Previous films have used crowdfunding to finance their projects (most notably, Veronica Mars, Wish I Was Here, and Gosnell). These films, however, were funded via donations. The new regulations allow crowdfunding sites like Kickstarter and Indiegogo to offer more than a T-shirt or signed posters in exchange for monetary donations. Now, these sites can offer a share in the profits.
Requirements of Regulation Crowdfunding
Registering under securities law is expensive, and, in the past, it has devastated prospects for low-budget projects. As a result, Title III of the JOBS Act added an exemption via Securities Act Section 4(a)(6) for certain crowdfunding projects. Title III provided numerous disclosure requirements for the issuers, and it places requirements on exempt crowdfunding platforms.

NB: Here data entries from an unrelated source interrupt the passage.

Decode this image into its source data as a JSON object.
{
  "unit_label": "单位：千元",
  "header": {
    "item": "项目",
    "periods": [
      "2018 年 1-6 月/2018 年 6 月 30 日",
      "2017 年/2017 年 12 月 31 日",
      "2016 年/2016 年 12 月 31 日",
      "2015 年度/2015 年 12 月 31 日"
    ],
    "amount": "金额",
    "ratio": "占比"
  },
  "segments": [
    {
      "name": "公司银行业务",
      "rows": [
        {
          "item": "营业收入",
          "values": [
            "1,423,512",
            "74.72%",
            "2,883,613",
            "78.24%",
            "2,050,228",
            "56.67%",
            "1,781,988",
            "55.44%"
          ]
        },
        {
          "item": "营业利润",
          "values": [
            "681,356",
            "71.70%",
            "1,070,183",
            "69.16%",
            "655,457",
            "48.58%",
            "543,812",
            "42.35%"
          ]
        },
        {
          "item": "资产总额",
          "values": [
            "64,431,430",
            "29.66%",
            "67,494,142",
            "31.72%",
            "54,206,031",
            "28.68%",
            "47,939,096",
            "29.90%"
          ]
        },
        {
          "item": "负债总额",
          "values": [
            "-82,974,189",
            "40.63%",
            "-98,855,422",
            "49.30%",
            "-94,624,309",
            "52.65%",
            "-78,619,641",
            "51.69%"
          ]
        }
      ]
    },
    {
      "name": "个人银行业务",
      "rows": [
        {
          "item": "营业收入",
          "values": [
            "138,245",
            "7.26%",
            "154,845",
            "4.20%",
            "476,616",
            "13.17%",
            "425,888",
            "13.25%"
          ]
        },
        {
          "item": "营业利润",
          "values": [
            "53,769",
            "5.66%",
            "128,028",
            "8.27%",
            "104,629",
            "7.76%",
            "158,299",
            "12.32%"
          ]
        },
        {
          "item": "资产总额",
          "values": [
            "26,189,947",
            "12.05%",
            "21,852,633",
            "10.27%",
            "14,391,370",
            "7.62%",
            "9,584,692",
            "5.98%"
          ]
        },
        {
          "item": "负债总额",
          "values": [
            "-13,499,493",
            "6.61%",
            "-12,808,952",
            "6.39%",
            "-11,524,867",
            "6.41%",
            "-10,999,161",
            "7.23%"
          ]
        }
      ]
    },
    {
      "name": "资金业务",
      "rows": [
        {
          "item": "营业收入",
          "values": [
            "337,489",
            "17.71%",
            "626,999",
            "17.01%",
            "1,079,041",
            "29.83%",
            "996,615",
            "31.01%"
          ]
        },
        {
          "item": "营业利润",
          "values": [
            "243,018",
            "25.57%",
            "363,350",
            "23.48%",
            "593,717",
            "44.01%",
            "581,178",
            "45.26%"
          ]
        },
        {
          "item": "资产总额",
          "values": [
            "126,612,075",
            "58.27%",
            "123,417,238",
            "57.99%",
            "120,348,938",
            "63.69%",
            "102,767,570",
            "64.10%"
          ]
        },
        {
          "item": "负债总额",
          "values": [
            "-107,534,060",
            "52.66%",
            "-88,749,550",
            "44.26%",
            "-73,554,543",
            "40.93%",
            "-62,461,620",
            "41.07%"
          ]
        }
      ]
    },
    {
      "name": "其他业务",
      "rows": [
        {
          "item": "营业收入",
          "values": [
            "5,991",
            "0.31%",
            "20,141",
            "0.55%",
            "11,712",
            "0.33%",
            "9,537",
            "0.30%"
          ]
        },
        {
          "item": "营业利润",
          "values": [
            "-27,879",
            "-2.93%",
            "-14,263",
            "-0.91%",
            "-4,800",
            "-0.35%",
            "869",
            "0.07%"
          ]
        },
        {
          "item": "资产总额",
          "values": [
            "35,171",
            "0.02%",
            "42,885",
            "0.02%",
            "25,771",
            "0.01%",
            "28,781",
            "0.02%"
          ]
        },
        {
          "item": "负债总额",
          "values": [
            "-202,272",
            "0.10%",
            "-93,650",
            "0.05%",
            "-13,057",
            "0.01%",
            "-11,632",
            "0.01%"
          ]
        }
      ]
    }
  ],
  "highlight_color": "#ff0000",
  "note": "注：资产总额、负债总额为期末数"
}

Regulation Crowdfunding has added more requirements to guide the use of this exemption (and avoid hefty fines). These requirements include (1) the project cannot raise more than $1 million in a 12-month period; (2) individual investors with an annual income or net worth less than $100,000 are limited to contributing the greater of $2,000 or 5 percent of annual income or net worth in a 12-month period; (3) individual investors with an annual income or net worth of more than $100,000 are limited to contributing 10 percent of annual income or net worth (not to exceed an amount sold of $100,000); and (4) there must be a registered intermediary creating a buffer between the producers of the project (“issuers”) and the investors.